When a disk protrudes, as from a trauma or injury, it may add pressure on the spinal cord or nerve roots. This is called a herniated cervical disk, also known as a ruptured or slipped disk.

Spinal stenosis occurs when the spinal column narrows and causes pressure on the spinal cord or the nerve roots as it exits the vertebrae. This can be due to long-term inflammation caused by arthritis or other conditions.

In rare instances, neck stiffness or pain occurs due to:


congenital abnormalities

infections

abscesses

tumors

cancer of the spine



Prevention

Most neck pain is associated with poor posture combined with age-related wear and tear. To help prevent neck pain, keep your head centered over your spine. Some simple changes in your daily routine may help. Consider trying to:


Use good posture. When standing and sitting, be sure your shoulders are in a straight line over your hips and your ears are directly over your shoulders.


Take frequent breaks. If you travel long distances or work long hours at your computer, get up, move around and stretch your neck and shoulders.


Adjust your desk, chair and computer so that the monitor is at eye level. Knees should be slightly lower than hips. Use your chair's armrests.
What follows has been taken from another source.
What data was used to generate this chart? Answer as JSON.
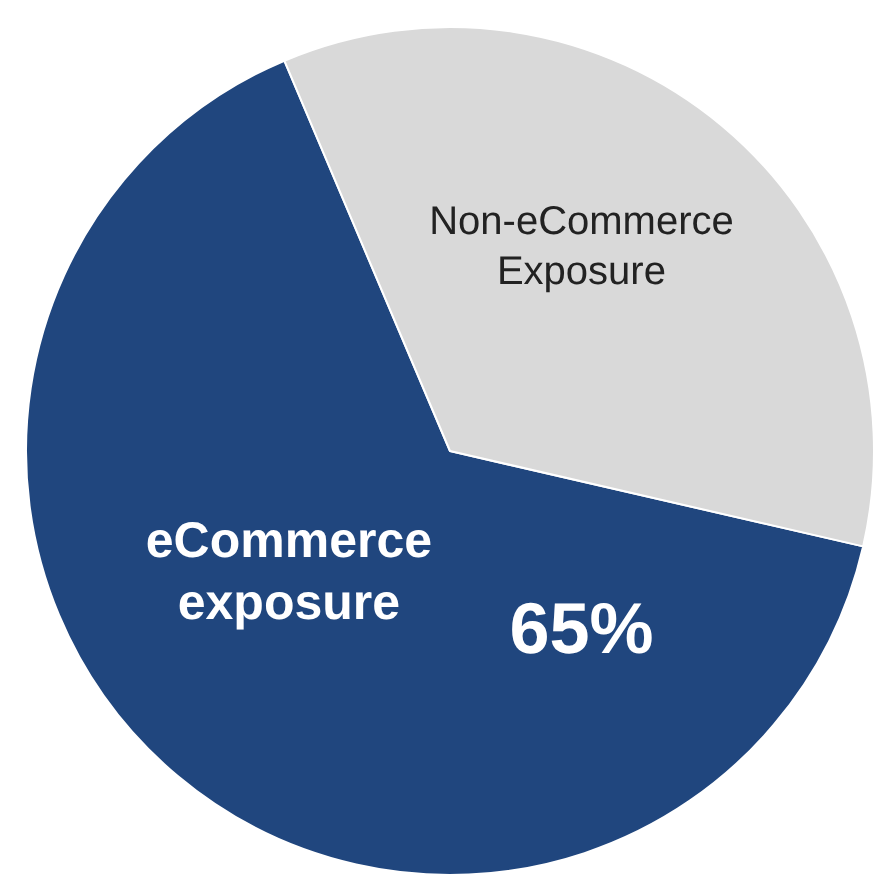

Avoid tucking the phone between your ear and shoulder when you talk. Use a headset or speakerphone instead.


If you smoke, quit. Smoking can put you at higher risk of developing neck pain.


Avoid carrying heavy bags with straps over your shoulder. The weight can strain your neck.


Sleep in a good position. Your head and neck should be aligned with your body. Use a small pillow under your neck. Try sleeping on your back with your thighs elevated on pillows, which will flatten your spinal muscles.